Comment 25 Jeffrey C. Ollie 2008-02-20 18:03:32 UTC
(In reply to comment #23)
> Seems that there is missing crypto module "chainiv.ko" in ramdisk for 2.6.25
kernel.
> 
> Please could anyone add it to ramdisk and test it again?

Woohoo! rebuilding my initrd with --with=chainiv and 2.6.25 is able to decrypt
my partition now...


Comment 26 Will Woods 2008-02-20 18:06:07 UTC
Works for me too. I rebuilt my initrd like so:

mkinitrd -f --with=chainiv 2.6.25-0.40.rc1.git2.fc9
/boot/initrd-2.6.25-0.40.rc1.git2.fc9.img

and now the system boots properly.

So - how long until this is fixed in the upstream kernel? Should we make
crypto_blkcipher depend on chainiv until then?


Comment 27 Milan Broz 2008-02-20 18:23:09 UTC
No idea about upstream, but for Fedora there should be some workaround asap.

Note that fresh network installation of rawhide (with disk encryption) now
produces completely unbootable system (there is no old kernel in repository,
just 2.6.25).


Comment 28 Charles R. Anderson 2008-02-22 16:34:30 UTC
*** Bug 433834 has been marked as a duplicate of this bug. ***

Comment 29 Charles R. Anderson 2008-02-22 16:35:59 UTC
From Bug 433834 this appears it may be fixed:

Comment #8 From Bob Agel (cragel.com) 	on 2008-02-21 14:34 EST 	[reply] 	 

Today's update to 2.6.25-0.54.rc2.fc9 fixes the problem - booting normally now.

Comment 30 Ray Todd Stevens 2008-02-22 18:52:42 UTC
Interesting booting this kernel has not fixed the problem here.


Comment 31 Will Woods 2008-02-22 20:15:10 UTC
There's basically no way that 2.6.25-0.54.rc2.fc9 could have fixed the problem,
since it made no changes to the crypt code. 

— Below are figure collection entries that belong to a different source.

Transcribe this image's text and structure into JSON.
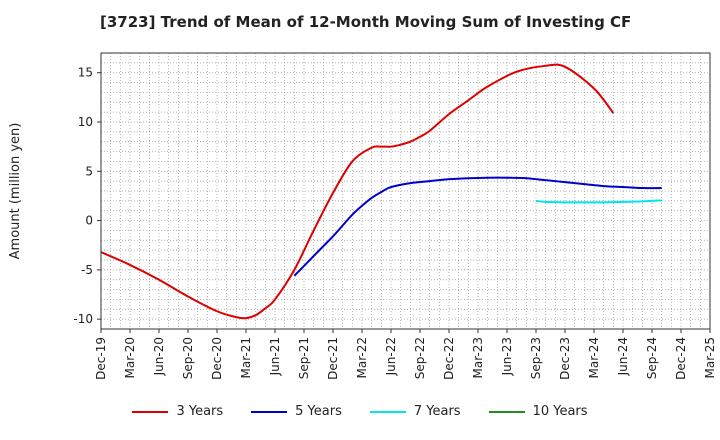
{
  "chart_data": {
    "type": "line",
    "title": "[3723]  Trend of Mean of 12-Month Moving Sum of Investing CF",
    "xlabel": "",
    "ylabel": "Amount (million yen)",
    "ylim": [
      -11,
      17
    ],
    "yticks": [
      15,
      10,
      5,
      0,
      -5,
      -10
    ],
    "xlim_months": [
      0,
      63
    ],
    "xticks": [
      "Dec-19",
      "Mar-20",
      "Jun-20",
      "Sep-20",
      "Dec-20",
      "Mar-21",
      "Jun-21",
      "Sep-21",
      "Dec-21",
      "Mar-22",
      "Jun-22",
      "Sep-22",
      "Dec-22",
      "Mar-23",
      "Jun-23",
      "Sep-23",
      "Dec-23",
      "Mar-24",
      "Jun-24",
      "Sep-24",
      "Dec-24",
      "Mar-25"
    ],
    "grid": true,
    "legend_position": "bottom",
    "series": [
      {
        "name": "3 Years",
        "color": "#dd0000",
        "x": [
          0,
          3,
          6,
          9,
          12,
          14,
          15,
          16,
          17,
          18,
          20,
          22,
          24,
          26,
          28,
          29,
          30,
          31,
          32,
          33,
          34,
          36,
          38,
          40,
          43,
          46,
          48,
          51,
          53,
          54,
          55,
          56,
          57,
          58
        ],
        "y": [
          -3.2,
          -4.5,
          -6.0,
          -7.7,
          -9.2,
          -9.8,
          -9.9,
          -9.6,
          -8.9,
          -8.0,
          -5.0,
          -1.0,
          2.8,
          6.0,
          7.4,
          7.5,
          7.5,
          7.7,
          8.0,
          8.5,
          9.1,
          10.8,
          12.2,
          13.6,
          15.1,
          15.7,
          15.6,
          13.4,
          10.9,
          null,
          null,
          null,
          null,
          null
        ]
      },
      {
        "name": "5 Years",
        "color": "#0000cc",
        "x": [
          20,
          21,
          22,
          23,
          24,
          25,
          26,
          27,
          28,
          29,
          30,
          32,
          34,
          36,
          38,
          40,
          42,
          44,
          46,
          48,
          50,
          52,
          54,
          56,
          58
        ],
        "y": [
          -5.6,
          -4.6,
          -3.6,
          -2.6,
          -1.6,
          -0.5,
          0.6,
          1.5,
          2.3,
          2.9,
          3.4,
          3.8,
          4.0,
          4.2,
          4.3,
          4.35,
          4.35,
          4.3,
          4.1,
          3.9,
          3.7,
          3.5,
          3.4,
          3.3,
          3.3
        ]
      },
      {
        "name": "7 Years",
        "color": "#00e5ee",
        "x": [
          45,
          46,
          48,
          50,
          52,
          54,
          56,
          58
        ],
        "y": [
          2.0,
          1.9,
          1.85,
          1.85,
          1.85,
          1.9,
          1.95,
          2.05
        ]
      },
      {
        "name": "10 Years",
        "color": "#228b22",
        "x": [],
        "y": []
      }
    ]
  }
}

On the other hand, kernel-2.6.25-0.64.rc2.git5.fc9 has:

* Thu Feb 21 2008 Kyle McMartin <kmcmartin>
- crypto_blkcipher: big hack caused module dep loop, try another fix

I can confirm that it fixes the problem for me. It should appear with the next
rawhide update - or fetch it from koji in the meantime:

http://koji.fedoraproject.org/koji/buildinfo?buildID=39187

Comment 32 Charles R. Anderson 2008-02-23 04:24:34 UTC
2.6.25-0.64.rc2.git5.fc9 fixes it for me too.

Comment 33 eric 2008-02-23 18:53:24 UTC
*** Bug 434636 has been marked as a duplicate of this bug. ***

Comment 34 Ray Todd Stevens 2008-02-26 03:55:27 UTC
Confirming this is fixed in the latest release.  But that did break so things so
let me get on to creating some new bug reports.